Inoltre, di fronte a esempi di malasanità o corruzione, è comune sentire opinioni sullo stile "avresti fatto lo stesso quando eri al tuo posto". Quest'ultima affermazione è priva di fondamento, ma riflette un aspetto interessante delle norme morali: la sua applicazione dipende dal contesto. Il male non è qualcosa attribuibile esclusivamente a una serie di persone di natura meschina, ma è ampiamente spiegato dal contesto che percepiamo.
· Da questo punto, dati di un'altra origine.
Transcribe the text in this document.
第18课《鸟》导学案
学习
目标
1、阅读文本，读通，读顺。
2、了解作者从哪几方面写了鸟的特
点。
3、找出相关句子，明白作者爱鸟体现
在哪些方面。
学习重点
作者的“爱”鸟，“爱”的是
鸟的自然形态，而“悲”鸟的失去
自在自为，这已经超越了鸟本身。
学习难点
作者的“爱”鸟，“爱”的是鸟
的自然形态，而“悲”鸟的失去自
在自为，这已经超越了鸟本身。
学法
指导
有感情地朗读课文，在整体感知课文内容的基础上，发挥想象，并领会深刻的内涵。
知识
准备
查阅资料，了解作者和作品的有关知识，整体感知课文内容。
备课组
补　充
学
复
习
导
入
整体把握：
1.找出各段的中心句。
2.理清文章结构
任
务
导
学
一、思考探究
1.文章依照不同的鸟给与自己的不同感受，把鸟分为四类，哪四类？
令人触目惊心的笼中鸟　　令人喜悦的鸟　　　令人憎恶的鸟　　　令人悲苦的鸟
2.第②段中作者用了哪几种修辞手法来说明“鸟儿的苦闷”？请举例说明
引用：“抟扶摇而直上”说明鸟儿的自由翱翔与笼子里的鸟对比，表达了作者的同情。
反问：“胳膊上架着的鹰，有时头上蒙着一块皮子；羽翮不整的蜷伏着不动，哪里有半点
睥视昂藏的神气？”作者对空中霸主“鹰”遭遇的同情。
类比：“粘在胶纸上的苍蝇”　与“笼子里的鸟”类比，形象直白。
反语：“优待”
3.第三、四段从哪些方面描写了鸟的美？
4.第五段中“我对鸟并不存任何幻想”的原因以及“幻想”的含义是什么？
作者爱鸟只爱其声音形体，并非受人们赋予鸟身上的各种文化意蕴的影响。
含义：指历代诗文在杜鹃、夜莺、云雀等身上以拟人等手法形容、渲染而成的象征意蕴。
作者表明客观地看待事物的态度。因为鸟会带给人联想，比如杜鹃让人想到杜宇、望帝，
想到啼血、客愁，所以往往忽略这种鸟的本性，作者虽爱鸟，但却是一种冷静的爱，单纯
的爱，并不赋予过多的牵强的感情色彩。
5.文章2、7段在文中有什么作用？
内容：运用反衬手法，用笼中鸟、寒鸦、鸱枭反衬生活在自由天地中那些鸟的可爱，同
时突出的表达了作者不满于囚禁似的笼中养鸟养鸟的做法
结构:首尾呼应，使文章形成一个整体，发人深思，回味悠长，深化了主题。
Ogni persona ha il potenziale per essere un angelo o un demone.

"Il sogno della ragione produce mostri"

Il pittore Francisco de Goya ha detto che il sogno della ragione produce mostri. Tuttavia, durante l'esperimento di Stanford i mostri sono sorti attraverso l'applicazione di misure ragionevoli: l'esecuzione di un esperimento usando una serie di volontari.

Inoltre, i volontari hanno aderito così bene alle istruzioni fornite Molti di loro lamentano ancora la loro partecipazione allo studio. La grande debolezza dell'indagine di Philip Zimbardo non era dovuta a errori tecnici, dal momento che tutte le misure di spersonalizzazione e messa in scena di una prigione si sono dimostrate efficaci e tutto sembrava seguire le regole all'inizio. La sua decisione era quella è partito dalla sopravvalutazione della ragione umana quando si decide autonomamente ciò che è giusto e ciò che non è in alcun contesto.

Da questo semplice test esplorativo, Zimbardo ha mostrato involontariamente che il nostro rapporto con la moralità include certezze quote di incertezza, e questo non è qualcosa che siamo in grado di gestire bene sempre. È il nostro lato più soggettivo ed emotivo che cade nella trappola della depersonalizzazione e del sadismo, ma è anche l'unico modo per rilevare queste trappole e connettersi emotivamente con gli altri. Come esseri sociali ed empatici, dobbiamo andare oltre la ragione quando decidiamo quali regole sono applicabili a ciascuna situazione e in che modo devono essere interpretate.

L'esperimento della prigione di Stanford di Philip Zimbardo ci insegna che è quando rinunciamo alla possibilità di mettere in discussione i mandati quando diventiamo dittatori o schiavi volontari.

Riferimenti bibliografici:

  • Zimbardo, P. G. (2011). L'effetto Lucifero: il perché del male. Barcellona: Espasa.